Data Parallel Haskell
Data Parallel Haskell remains under very active development by Manuel Chakravarty, Gabriele Keller, Roman Leshchinskiy, and Simon Peyton Jones. The current state of play is documented on the wiki. We also wrote a substantial paper Harnessing the multicores: nested data parallelism in Haskell for FSTTCS 2008; you may find this paper a useful tutorial on the whole idea of nested data parallelism.
The system currently works well for small programs, such as computing a dot product or the product of a sparse matrix with a dense vector. For such applications, the generated code is as close to hand written C code as GHC's current code generator enables us to be (i.e., within a factor of 2 or 3). We ran three small benchmarks on an 8-core x86 server and on an 8-core UltraSPARC T2 server, from which we derived two comparative figures: a comparison between x86 and T2 on a memory-intensive benchmark (dot product) and a summary of the speedup of three benchmarks on x86 and T2. Overall, we achieved good absolute performance and good scalability on the hardware we tested.
Our next step is to scale the implementation up to properly handle larger programs. In particular, we are currently working on improving the interaction between vectorised code, the aggressively-inlined array library, and GHC's standard optimisation phases. The current main obstacle is excessively long compile times, due to a temporary code explosion during optimisation. Moreover, Gabriele started to work on integrating specialised support for regular multi-dimensional arrays into the existing framework for nested data parallelism.
Type system improvements
The whole area of GADTs, indexed type families, and associated types remains in a ferment of development. It's clear that type families are jolly useful: many people are using them even though they are only partially supported by GHC 6.10. (You might enjoy a programmers-eye-view tutorial Fun with type functions that Oleg, Ken, and Simon wrote in April 2009.)
But these new features have made the type inference engine pretty complicated, and Simon PJ, Manuel Chakravarty, Tom Schrijvers, Dimitrios Vytiniotis, and Martin Sulzmann have been busy thinking about ways to make type inference simpler and more uniform. Our ICFP'08 paper Type checking with open type functions was a first stab (which we subsequently managed to simplify quite a bit). Our new paper (to be presented at ICFP'09) Complete and decidable type inference for GADTs tackles a different part of the problem. And we are not done yet; for example, our new inference framework is designed to smoothly accommodate Dimitrios's work on FPH: First class polymorphism for Haskell (ICFP'08).

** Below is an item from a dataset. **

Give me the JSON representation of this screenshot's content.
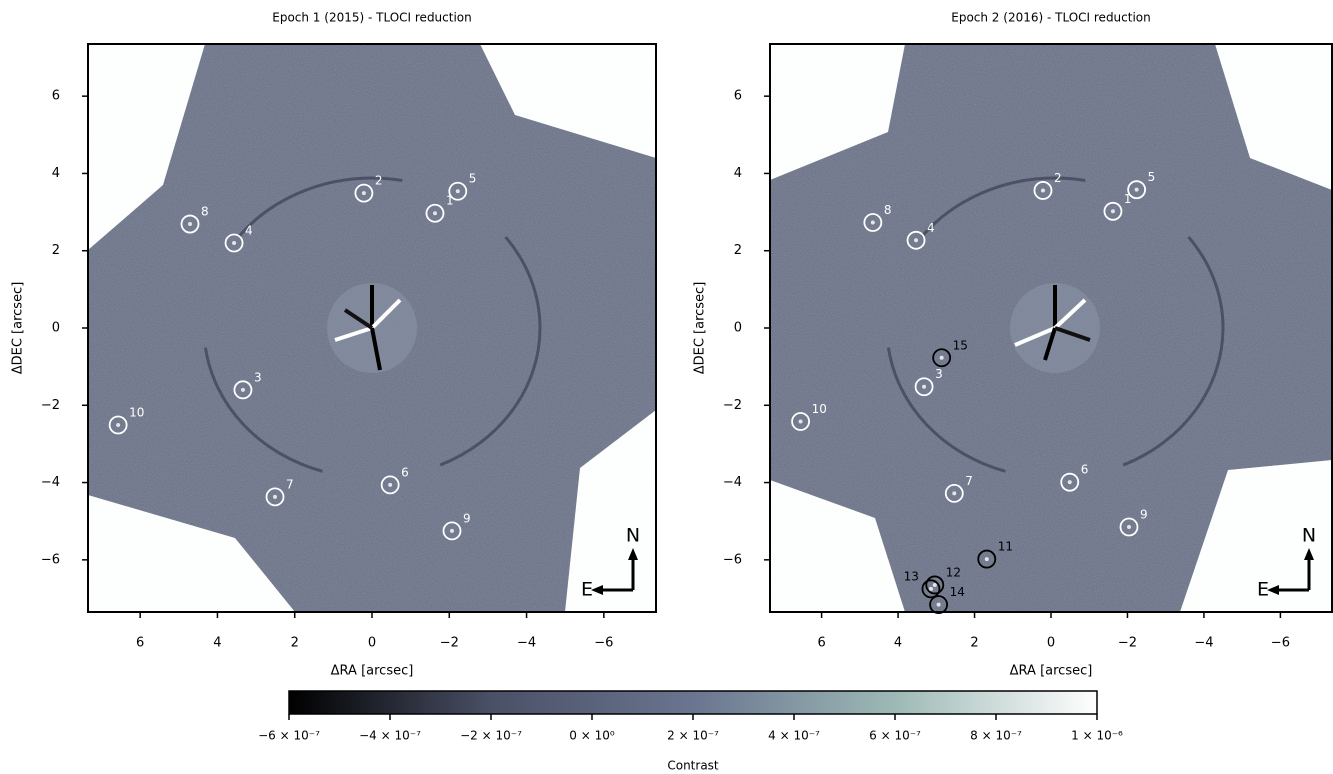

Max Bolingbroke has revised and simplified his Dynamically Loaded Plugins summer of code project, and we (continue to) plan to merge it into 6.12. Part of this is already merged: a new, modular system for user-defined '''annotations''', rather like Java or C# attributes. These attributes are persisted into interface files, can be examined and created by plugins, or by GHC API clients.
John Dias has continued work on rewriting GHC's backend. You can find an overview of the new architecture on the wiki. He and Norman and Simon wrote Dataflow optimisation made simple, a paper about the dataflow optimisation framework that the new back end embodies. Needless to say, the act of writing the paper has made us re-design the framework, so at the time of writing it still isn't on GHC's main compilation path. But it will be.
Shared Libraries, are inching ever closer to being completed. Duncan Coutts has taken up the reins and is pushing our shared library support towards a fully working state. This project is supported by the Industrial Haskell Group.
Unicode text I/O support is at the testing stage, and should be merged in in time for 6.12.1.